Intervenant samedi à l’Institut Français de Maurice (IFM) lors du forum organisé par la section mauricienne d’Amnesty international (AIMS) sur la situation des travailleurs étrangers à Maurice, le ministre du Travail et des Relations industrielles a sévèrement critiqué le rapport préliminaire récemment écrit sur ce sujet par Jeppe Blumensaat Rasmussen, un jeune stagiaire danois attaché à AIMS. Shakeel Mohamed a également annoncé l’entrée en vigueur de conditions plus contraignantes pour le recrutement de travailleurs étrangers. Les syndicalistes présents ont, pour leur part, unanimement condamné les conditions de vie et de travail de certains travailleurs migrants à Maurice.

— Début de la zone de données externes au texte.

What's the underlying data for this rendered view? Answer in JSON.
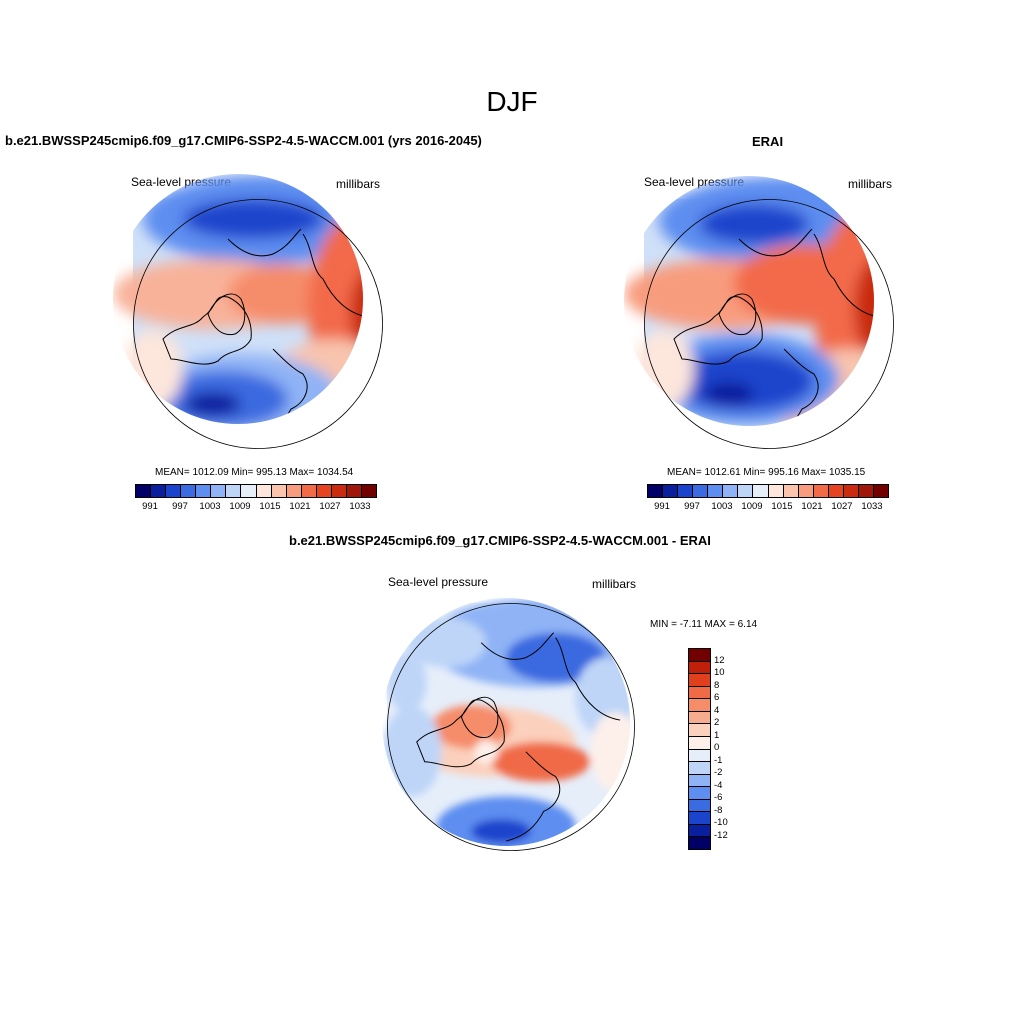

« C’est dommage que M. Rasmussen ait fait son constat sans parler à aucun des officiers du ministère du Travail et des Relations industrielles. Un chercheur ne peut toucher qu’un côté du problème. Sur les quelque 570 ou plus dortoirs pour les travailleurs étrangers que compte le pays, il n’en a visité que six, soit 2,3 % », a déclaré le ministre lors de son intervention. Il déplore que certains syndicalistes aient ensuite utilisé ce rapport pour, allègue-t-il, écrire à des clients étrangers et leur demander d’annuler les commandes auprès de ces usines. « C’est dangereux car c’est l’emploi de milliers de travailleurs que l’on menace ainsi. On ne peut descendre tout un pays, alors que l’on a visité seulement 2,3 % des dortoirs », soutient-il.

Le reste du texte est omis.